Michèle Desbordes se penche, avec La Robe bleue, sur la fin de la vie de Camille Claudel, sœur de Paul, sculptrice de génie, enfermée trente ans dans un asile.

Paul, mon petit Paul étaient les mots que Camille Claudel aimait à répéter à son jeune frère, devenu le poète et l’écrivain que l’on sait. Devenu aussi le consul, l’ambassadeur, le voyageur, et le tourmenté de Dieu que l’on sait. Devenu, enfin, le grand absent dans l’affaire Camille Claudel, qu’on commence à connaître depuis les livres de Reine-Marie Paris et Anne Delbée, et qui constitue aujourd’hui la trame du livre de Michèle Desbordes, La Robe bleue.

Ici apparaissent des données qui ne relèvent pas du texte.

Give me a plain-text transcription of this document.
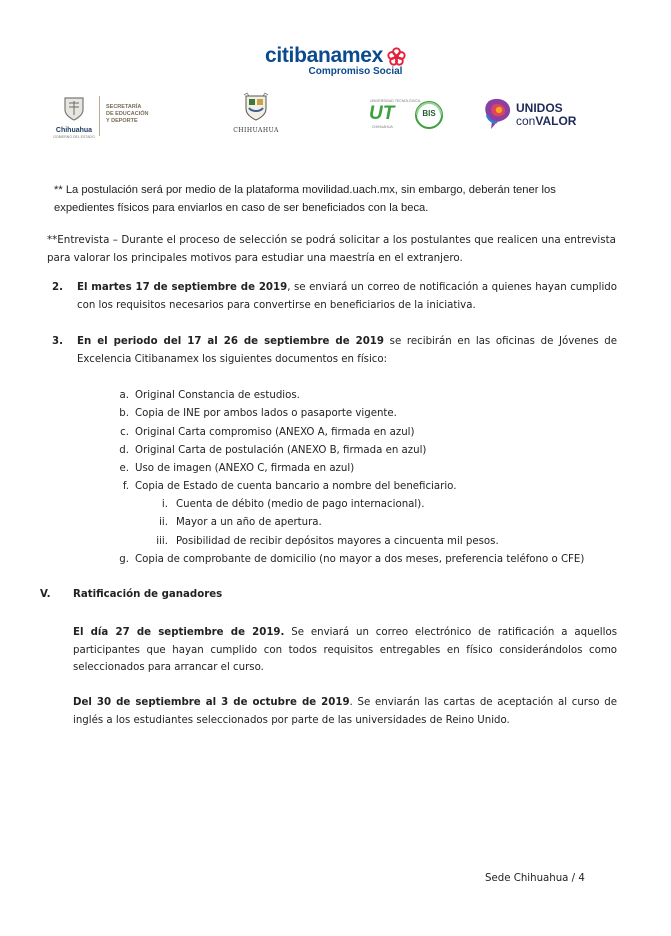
citibanamex
Compromiso Social
Chihuahua
GOBIERNO DEL ESTADO
SECRETARÍA
DE EDUCACIÓN
Y DEPORTE
CHIHUAHUA
UNIVERSIDAD TECNOLÓGICA
UT
CHIHUAHUA
BIS	UNIDOS
conVALOR
** La postulación será por medio de la plataforma movilidad.uach.mx, sin embargo, deberán tener los expedientes físicos para enviarlos en caso de ser beneficiados con la beca.
**Entrevista – Durante el proceso de selección se podrá solicitar a los postulantes que realicen una entrevista para valorar los principales motivos para estudiar una maestría en el extranjero.
2. El martes 17 de septiembre de 2019, se enviará un correo de notificación a quienes hayan cumplido con los requisitos necesarios para convertirse en beneficiarios de la iniciativa.
3. En el periodo del 17 al 26 de septiembre de 2019 se recibirán en las oficinas de Jóvenes de Excelencia Citibanamex los siguientes documentos en físico:
a. Original Constancia de estudios.
b. Copia de INE por ambos lados o pasaporte vigente.
c. Original Carta compromiso (ANEXO A, firmada en azul)
d. Original Carta de postulación (ANEXO B, firmada en azul)
e. Uso de imagen (ANEXO C, firmada en azul)
f. Copia de Estado de cuenta bancario a nombre del beneficiario.
i. Cuenta de débito (medio de pago internacional).
ii. Mayor a un año de apertura.
iii. Posibilidad de recibir depósitos mayores a cincuenta mil pesos.
g. Copia de comprobante de domicilio (no mayor a dos meses, preferencia teléfono o CFE)
V. Ratificación de ganadores
El día 27 de septiembre de 2019. Se enviará un correo electrónico de ratificación a aquellos participantes que hayan cumplido con todos requisitos entregables en físico considerándolos como seleccionados para arrancar el curso.
Del 30 de septiembre al 3 de octubre de 2019. Se enviarán las cartas de aceptación al curso de inglés a los estudiantes seleccionados por parte de las universidades de Reino Unido.
Sede Chihuahua / 4
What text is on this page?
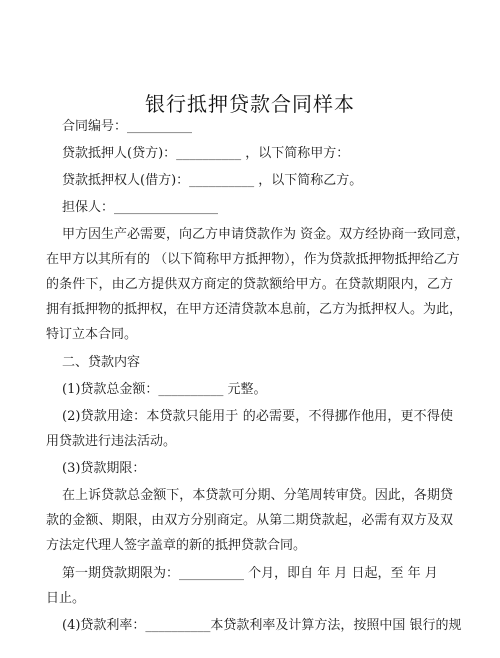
银行抵押贷款合同样本
合同编号：__________
贷款抵押人(贷方)：__________ ，以下简称甲方：
贷款抵押权人(借方)：__________ ，以下简称乙方。
担保人：________________
甲方因生产必需要，向乙方申请贷款作为 资金。双方经协商一致同意，
在甲方以其所有的 （以下简称甲方抵押物），作为贷款抵押物抵押给乙方
的条件下，由乙方提供双方商定的贷款额给甲方。在贷款期限内，乙方
拥有抵押物的抵押权，在甲方还清贷款本息前，乙方为抵押权人。为此，
特订立本合同。
二、贷款内容
(1)贷款总金额：__________ 元整。
(2)贷款用途：本贷款只能用于 的必需要，不得挪作他用，更不得使
用贷款进行违法活动。
(3)贷款期限：
在上诉贷款总金额下，本贷款可分期、分笔周转审贷。因此，各期贷
款的金额、期限，由双方分别商定。从第二期贷款起，必需有双方及双
方法定代理人签字盖章的新的抵押贷款合同。
第一期贷款期限为：__________ 个月，即自 年 月 日起，至 年 月
日止。
(4)贷款利率：__________本贷款利率及计算方法，按照中国 银行的规
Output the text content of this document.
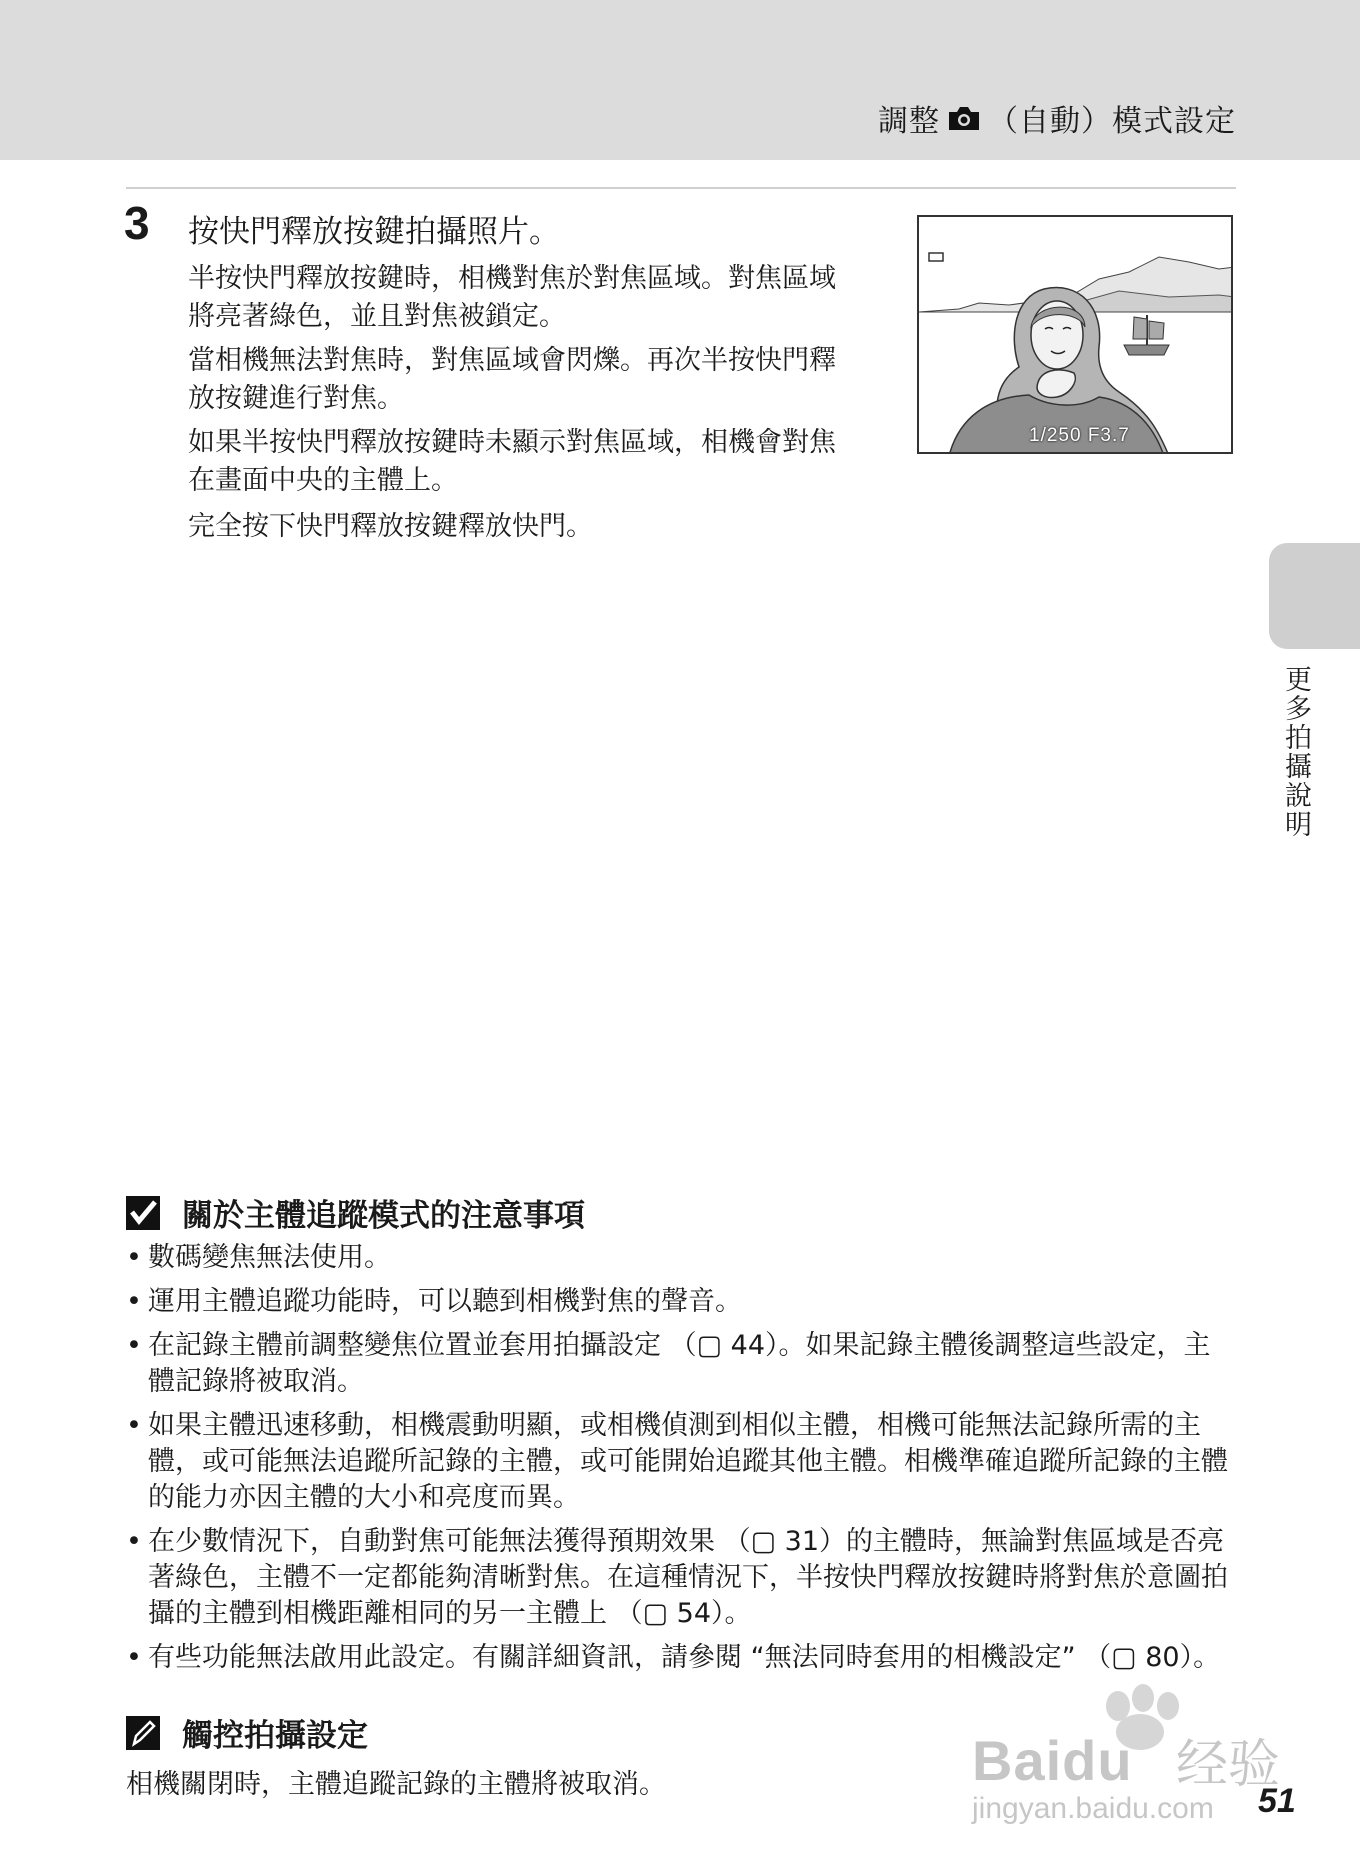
調整 （自動）模式設定
3 按快門釋放按鍵拍攝照片。
半按快門釋放按鍵時，相機對焦於對焦區域。對焦區域將亮著綠色，並且對焦被鎖定。
當相機無法對焦時，對焦區域會閃爍。再次半按快門釋放按鍵進行對焦。
如果半按快門釋放按鍵時未顯示對焦區域，相機會對焦在畫面中央的主體上。
完全按下快門釋放按鍵釋放快門。
1/250 F3.7
更多拍攝說明
關於主體追蹤模式的注意事項
• 數碼變焦無法使用。
• 運用主體追蹤功能時，可以聽到相機對焦的聲音。
• 在記錄主體前調整變焦位置並套用拍攝設定 （▢ 44）。如果記錄主體後調整這些設定，主體記錄將被取消。
• 如果主體迅速移動，相機震動明顯，或相機偵測到相似主體，相機可能無法記錄所需的主體，或可能無法追蹤所記錄的主體，或可能開始追蹤其他主體。相機準確追蹤所記錄的主體的能力亦因主體的大小和亮度而異。
• 在少數情況下，自動對焦可能無法獲得預期效果 （▢ 31）的主體時，無論對焦區域是否亮著綠色，主體不一定都能夠清晰對焦。在這種情況下，半按快門釋放按鍵時將對焦於意圖拍攝的主體到相機距離相同的另一主體上 （▢ 54）。
• 有些功能無法啟用此設定。有關詳細資訊，請參閱 “無法同時套用的相機設定” （▢ 80）。
觸控拍攝設定
相機關閉時，主體追蹤記錄的主體將被取消。	Baidu 经验
jingyan.baidu.com 51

Dans l’asile de Montdevergues, près d’Avignon, Camille passa trente ans à attendre. Sa libération, et les visites de son frère.

L’ex-égérie de Rodin, l’immense sculptrice des Causeuses ou de La Valse, œuvres qu’on peut admirer au musée Rodin, – il l’aura « possédée », même dans la reconnaissance du génie –, a cessé de modeler la glaise et de travailler le marbre, enfermée par sa mère, dès lors que son père – son unique protecteur – fût mort. Enfermée par sa mère, avec l’assentiment muet de son frère, Paul.

Michèle Desbordes reprend ce savoir et le fait tourner sans fin, comme une ronde obsessionnelle. La première partie reprend, en les enroulant dans des phrases au souffle long, les épisodes principaux de la vie de Camille. La seconde invente une dernière promenade avec Paul au bord de la mer en 1936, sept ans avant sa mort, pour laquelle elle aurait revêtu une robe bleue qui donne son titre au livre.

On ne peut que rêver autour de la vie, et de la folie de Camille Claudel. On ne peut qu’imaginer ce que furent trente ans d’asile entre la première et la seconde guerre mondiale, le silence et la souffrance, la fin de la création chez une artiste magnifique.

C’est ce que fait l’écrivain, usant de son style ample, riche, à la respiration régulière, à la syntaxe choisie, qui fit le succès de La Demande, notamment.

On ne sera pas surpris par la beauté des pages, mais on peut se demander si trop d’élégance et de magnificence n’enlèvent pas à l’âpreté et à la violence de ce « génie féminin », que rien ne saurait apprivoiser.